Anchorage Police Chief Justin Doll announced a new crime suppression initiative today during a press conference at 11:30 am.
The new initiative will involve some restructuring of the police force with an emphasis on a unit that will work on violent crime suppression and more night patrol shifts as part of the package.
Before taking over as chief in June, Doll served as the head of the Crime Suppression Division.
Mayor Ethan Berkowitz campaigned for mayor by emphasizing public safety, but crime has spiked under his administration.
Reports of car thefts and home break-ins are now routine and crime in Anchorage has hit a critical point, residents say. One middle-aged Anchorage woman testifying last week at an Assembly work session remarked that she never goes out unarmed anymore because Anchorage isn’t the same city it was when she moved here.

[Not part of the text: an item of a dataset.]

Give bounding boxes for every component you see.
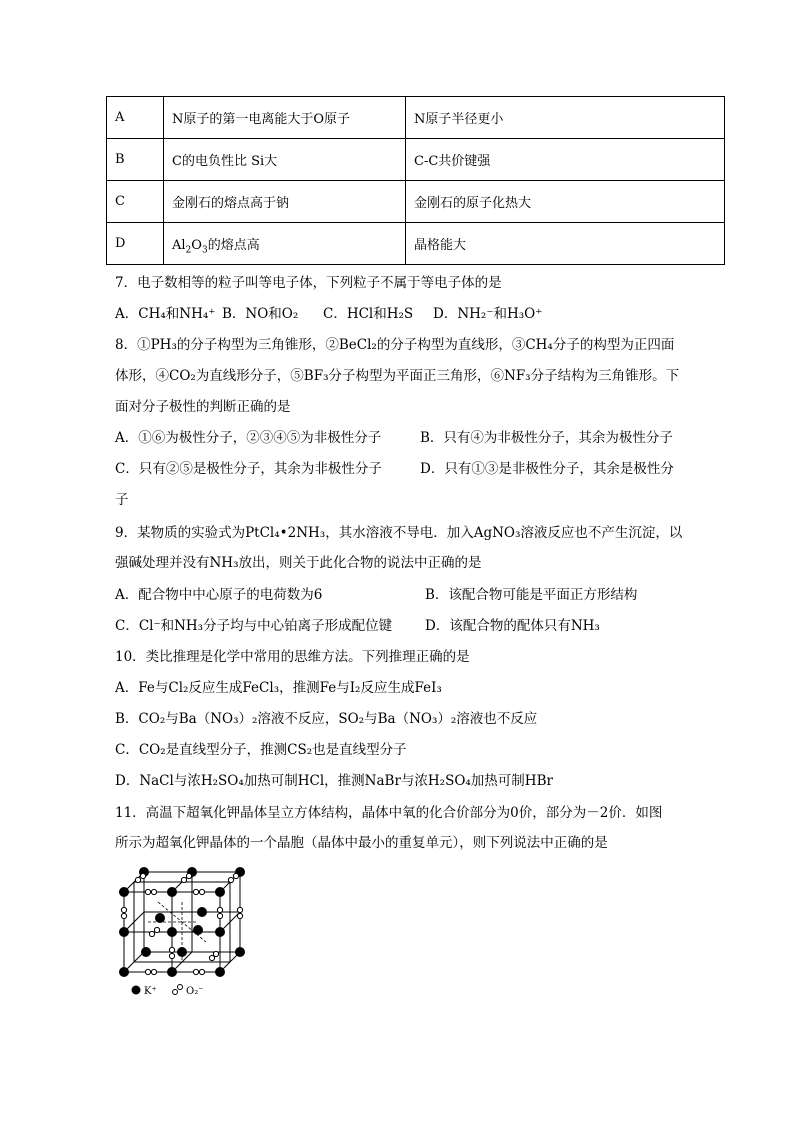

During an April press conference, when he was being named chief, Doll said, “With another academy graduating in June, the department’s really poised to start doing great things. We’re looking forward to that: implementing innovative police strategies and really reaching out to the community, things like foot patrols and officers on bicycles.”
At midday, the Anchorage Police Department issued details of its crime suppression strategy, which will be fully implemented in mid-October:
- The VICE team will move from the Detective Division, to the Crime Suppression Division. This moves CAP and VICE under one chain of command for drug investigations. Simplifying this structure means the units will work more closely together and be more effective.
- An APD detective assigned as liaison with the Alaska Information Analysis Center (AKIAC) will move to the Crime Suppression Division as a dedicated Task Force Officer. This detective will be housed with the APD crime analysis unit to add a layer of intelligence to data being explored. This intelligence sharing with our law enforcement partners will help APD determine trends, hot spots, and better connect suspects to crime. A detective will also be added to both the Homicide Unit and Robbery/Assault unit to assist with violent crime investigations.
- Finally, an Investigative Support Unit (ISU) is being created to assist detectives and patrol. This unit will consist of eight officers and a sergeant who are not tied to calls for service. This enables them to assist detectives serve search warrants, run surveillance, find witnesses, conduct long term investigations, provide targeted high intensity patrol enforcement, or react to major incidents.
“As we finally feel the impact of increased staffing, we assessed how to strategically deploy our resources to have the most impact on crime and take violent offenders off the street,” said Chieff Doll. “Our goal is to more proactively address crime, rather than simply react to it.”